On the heels of a 10-week long fall, the rate finally held at 7.2% for the above mentioned week. In figures, this is equivalent to 3.6 million mortgages. Over the same period, the forborne rate of mortgages fell to 7.41% from 7.43% for the independent mortgage servicers.  

Mike Fratantoni, Senior VP and Chief Economist for MBA, issued in a press release that “The share of loans in forbearance was unchanged, as the decline in the share of GSE loans was offset by increases for Ginnie Mae, and portfolio and PLS loans. The pace of new forbearance requests has been relatively flat across investor types, but for those with GSE loans, the rate of exits from forbearance regularly exceeds the rate of new requests.”

The forborne loan numbers for conforming mortgages were down to 4.88% from 4.93% for ‘Fannie’ and ‘Freddie’ while it rose from 9.54% to 9.58% for Ginnie Mae (FHA, VA, and USDA Rural Development).

It is nice to have the drop arrested but this is not to say that there is no uncertainty lined up ahead. With the presidential elections coming up and the foreclosure moratorium extended to 2020-end, it is hard to say how the entire thing pans out in the end. 

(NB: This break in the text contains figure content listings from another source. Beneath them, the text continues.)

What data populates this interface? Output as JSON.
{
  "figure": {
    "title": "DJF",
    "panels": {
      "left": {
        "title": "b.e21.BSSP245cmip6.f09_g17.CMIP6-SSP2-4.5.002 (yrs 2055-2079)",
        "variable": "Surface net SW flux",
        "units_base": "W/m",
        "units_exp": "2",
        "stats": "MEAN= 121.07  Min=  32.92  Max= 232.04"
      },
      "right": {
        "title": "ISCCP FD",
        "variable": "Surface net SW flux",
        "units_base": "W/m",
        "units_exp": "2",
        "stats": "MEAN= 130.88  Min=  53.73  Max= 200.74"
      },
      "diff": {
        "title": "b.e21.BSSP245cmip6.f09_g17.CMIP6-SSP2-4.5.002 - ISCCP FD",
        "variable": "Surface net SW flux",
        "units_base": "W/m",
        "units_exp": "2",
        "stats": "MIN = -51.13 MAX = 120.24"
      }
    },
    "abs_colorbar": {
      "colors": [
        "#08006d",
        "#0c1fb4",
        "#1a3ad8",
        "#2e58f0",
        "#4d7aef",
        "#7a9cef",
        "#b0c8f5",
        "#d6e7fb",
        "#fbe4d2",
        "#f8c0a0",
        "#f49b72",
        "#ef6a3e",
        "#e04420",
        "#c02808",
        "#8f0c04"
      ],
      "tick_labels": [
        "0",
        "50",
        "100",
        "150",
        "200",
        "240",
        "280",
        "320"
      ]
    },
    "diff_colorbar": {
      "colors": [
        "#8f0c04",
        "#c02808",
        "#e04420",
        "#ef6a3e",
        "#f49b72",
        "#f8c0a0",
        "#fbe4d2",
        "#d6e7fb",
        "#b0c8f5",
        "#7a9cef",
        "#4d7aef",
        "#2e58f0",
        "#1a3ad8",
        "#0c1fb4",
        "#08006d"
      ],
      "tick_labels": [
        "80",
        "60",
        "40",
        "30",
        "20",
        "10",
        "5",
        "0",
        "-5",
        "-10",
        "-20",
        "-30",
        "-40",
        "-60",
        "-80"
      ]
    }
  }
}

Sagent’s CEO, Dan Sogorka said as much, “Giving forbearance, writing people checks and putting in foreclosure moratoriums are relatively easy things to do. Managing how it plays out on the backend is going to be much more nuanced.”

Sogorka further believes that unemployment, the broader economic picture, and the political bearing on the mortgage industry may well determine a lot of things. The government, he thinks, has been spending money like a king and introducing pressure-reducing policies for the people but if we are not out of the Covid-19 threat yet, and there may still be relapses lined up, the backlog of people who should have been foreclosed by now but are not will only increase.